Para entender o segundo motivo, analisemos a alta recente da inflação. O IPCA de fevereiro subiu 0,86 por cento. Em 12 meses a inflação está em 5,20 por cento, rondando o teto da meta, que é de 5,25 por cento (3,75 por cento mais 1,5 ponto percentual de tolerância, para mais ou para menos). Essa aceleração da inflação não ocorreu porque a economia está aquecida, mas devido a aumentos nos preços dos combustíveis, das commodities e dos alimentos. É uma clássica inflação de custos, não uma inflação de demanda. E nesses casos é comum a inflação se retroalimentar. Por exemplo, os fornecedores de combustíveis elevam os preços preventivamente, esperando um aumento de custos mais adiante, e o ciclo se perpetua.

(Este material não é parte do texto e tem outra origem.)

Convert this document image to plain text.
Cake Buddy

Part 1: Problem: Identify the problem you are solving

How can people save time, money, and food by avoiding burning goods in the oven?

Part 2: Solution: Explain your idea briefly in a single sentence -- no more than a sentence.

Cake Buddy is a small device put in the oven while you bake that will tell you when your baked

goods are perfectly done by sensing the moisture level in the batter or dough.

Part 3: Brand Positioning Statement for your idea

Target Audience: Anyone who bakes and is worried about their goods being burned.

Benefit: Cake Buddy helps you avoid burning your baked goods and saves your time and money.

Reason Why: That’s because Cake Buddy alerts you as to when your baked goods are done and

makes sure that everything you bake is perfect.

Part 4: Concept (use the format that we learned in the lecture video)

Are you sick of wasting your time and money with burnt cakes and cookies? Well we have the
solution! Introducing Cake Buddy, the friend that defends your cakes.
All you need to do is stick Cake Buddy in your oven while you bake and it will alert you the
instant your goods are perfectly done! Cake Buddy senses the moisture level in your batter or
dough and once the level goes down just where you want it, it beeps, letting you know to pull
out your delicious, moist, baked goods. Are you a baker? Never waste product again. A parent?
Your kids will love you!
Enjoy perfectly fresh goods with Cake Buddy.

Ao elevar os juros, o BC pode realizar uma “freada de arrumação”, alinhando as expectativas e reduzindo a pressão dos aumentos preventivos. Ao estabilizar a projeção de inflação, a decisão do Copom vai diminuir a pressão de alta dos juros futuros, que tem muito mais influência sobre os preços das ações do que as taxas à vista. Moral da história: devido à situação bastante atípica da economia brasileira, que registra uma alta da inflação com uma economia desaquecida, o aumento dos juros será positivo para os preços das ações, pois reduzirá as incertezas sobre o futuro.
Indicadores
O Índice de Atividade Econômica do Banco Central (IBC-Br), considerado prévia do Produto Interno Bruto (PIB) subiu 1,04 por cento em janeiro ante dezembro. Em comparação com janeiro de 2020 o IBC-Br subiu 1,27 por cento, considerando-se os dados dessazonalizaados. A alta foi superior às expectativas, que eram de 0,5 por cento de crescimento.
Boletim Focus
A edição mais recente do Boletim Focus mostrou uma forte aceleração nas projeções para a inflação. O IPCA previsto para 2021 subiu para 4,60 por cento ante 3,98 por cento da estimativa anterior, e acima dos 3,62 por cento esperados há quatro semanas. A projeção para o PIB também voltou a recuar, caindo levemente para um crescimento de 3,23 por cento ante os 3,26 por cento da semana anterior. A taxa Selic projetada para dezembro avançou para 4,50 por cento, ante os 4 por cento da semana anterior. As projeções para o dólar previsto para dezembro também subiram, alcançando 5,30 reais ante 5,15 reais da projeção anterior.
E Eu Com Isso?
Os contratos futuros de Ibovespa iniciam a semana em baixa de quase 0,8 por cento, devido à incerteza com relação à política. A sessão também é marcada pelo vencimento de opções sobre ações, que deve adicionar volatilidade ao índice, além dos dados do Boletim Focus e do IBC-Br de janeiro.